Parallelized Planning-Acting for Efficient LLM-based Multi-Agent Systems
This addresses the real-time adaptation challenge for LLM-based multi-agent systems in dynamic environments, representing an incremental improvement over existing frameworks.
The paper tackles the problem of serialized execution in LLM-based multi-agent systems, which limits real-time responsiveness in dynamic environments, by proposing a parallelized planning-acting framework with a dual-thread architecture and interruptible execution, achieving effectiveness demonstrated through experiments on Minecraft.

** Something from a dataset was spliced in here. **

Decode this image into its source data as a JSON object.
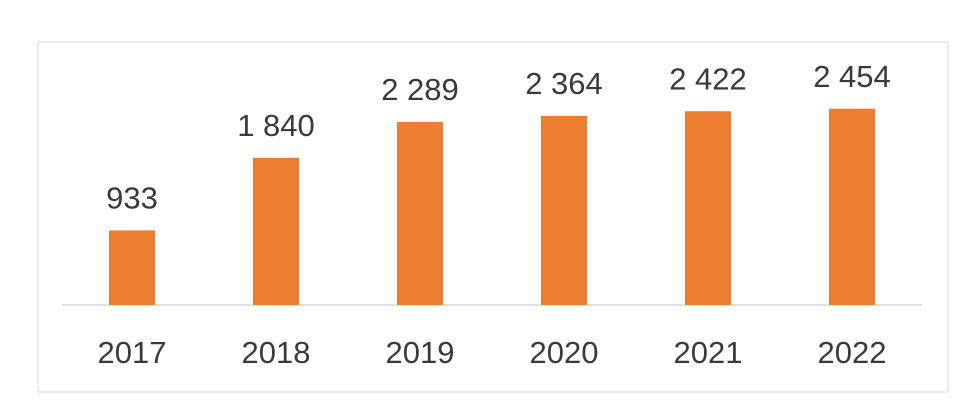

Recent advancements in Large Language Model(LLM)-based Multi-Agent Systems(MAS) have demonstrated remarkable potential for tackling complex decision-making tasks. However, existing frameworks inevitably rely on serialized execution paradigms, where agents must complete sequential LLM planning before taking action. This fundamental constraint severely limits real-time responsiveness and adaptation, which is crucial in dynamic environments with ever-changing scenarios. In this paper, we propose a novel parallelized planning-acting framework for LLM-based MAS, featuring a dual-thread architecture with interruptible execution to enable concurrent planning and acting. Specifically, our framework comprises two core threads:(1) a planning thread driven by a centralized memory system, maintaining synchronization of environmental states and agent communication to support dynamic decision-making; and (2) an acting thread equipped with a comprehensive skill library, enabling automated task execution through recursive decomposition. Extensive experiments on challenging Minecraft demonstrate the effectiveness of the proposed framework.